Labor vows to tighten visa rules
Businesses using overseas labour or visiting students to top-up their workforces would face new rules including an “Australian jobs test” under proposals to unveiled by Opposition leader Bill Shorten last week.
In a sign the ALP is targeting concerns about high unemployment and falling apprenticeship rates, Mr Shorten outlined a suite of changes to overseas working visas.
It follows a sharp rise in underemployment, cases of worker exploitation involving university students and concerns about the range of 457 visa categories.
Mr Shorten said more than one million people in Australia were on some form of work visa, even though there were parts of the country where unemployment was more than 10 per cent.

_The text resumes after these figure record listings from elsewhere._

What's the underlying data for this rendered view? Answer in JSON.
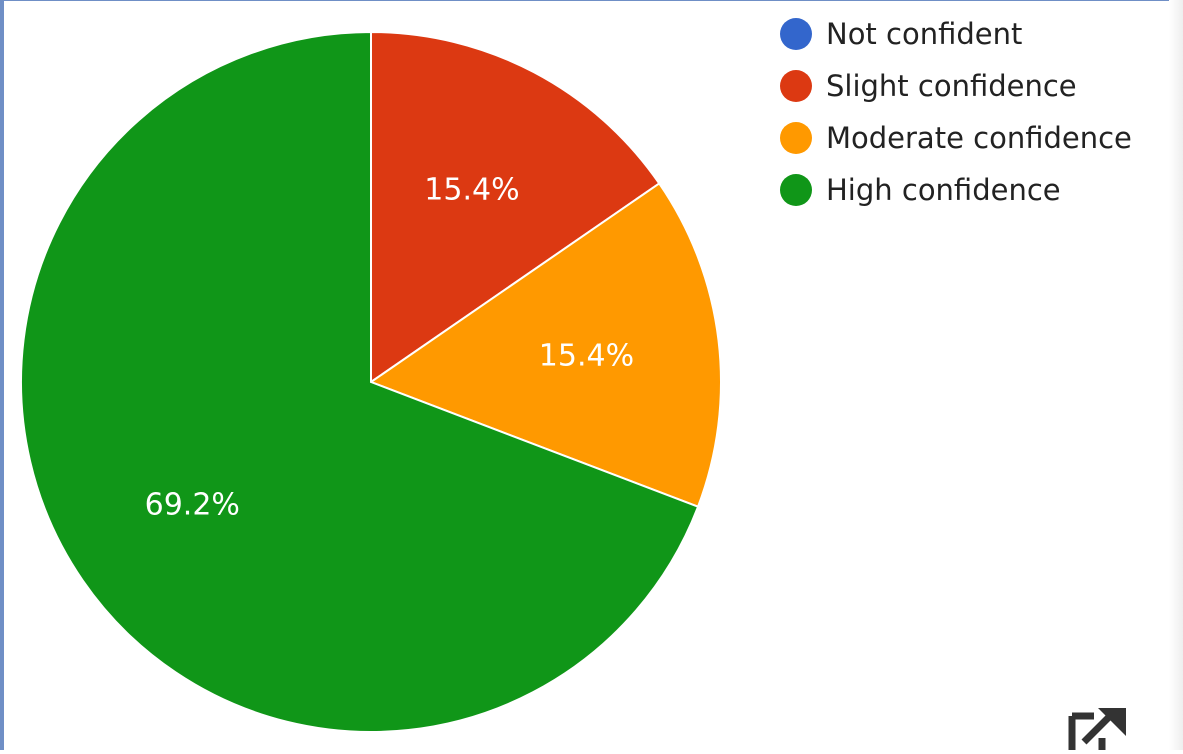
{
  "chart_data": {
    "type": "pie",
    "categories": [
      "Not confident",
      "Slight confidence",
      "Moderate confidence",
      "High confidence"
    ],
    "values": [
      0.0,
      15.4,
      15.4,
      69.2
    ],
    "value_labels": [
      "",
      "15.4%",
      "15.4%",
      "69.2%"
    ],
    "colors": [
      "#3366cc",
      "#dc3912",
      "#ff9900",
      "#109618"
    ],
    "start_angle_deg": 0,
    "direction": "clockwise",
    "legend_position": "right"
  },
  "legend": {
    "items": [
      {
        "label": "Not confident",
        "color": "#3366cc"
      },
      {
        "label": "Slight confidence",
        "color": "#dc3912"
      },
      {
        "label": "Moderate confidence",
        "color": "#ff9900"
      },
      {
        "label": "High confidence",
        "color": "#109618"
      }
    ]
  },
  "icons": {
    "popout": "open-in-new-window-icon"
  }
}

In WA, where unemployment is at 6.3 per cent, there are 12,733 457 primary visa workers.
Of those, 2180 are in construction and 1987 in food and hospitality. Mr Shorten said while there would always be a need for skilled overseas workers, it made no sense there were 651 jobs on the sponsored occupations list, including carpenters, cooks, early childhood educators and motor mechanics.
Under Labor’s plans, firms wanting to bring in workers would have to advertise in Australia for at least four weeks and there would be a ban on ads that only targeted overseas workers.
Opposition leader Bill Shorten said Labor would bring in tougher rules for overseas working visas.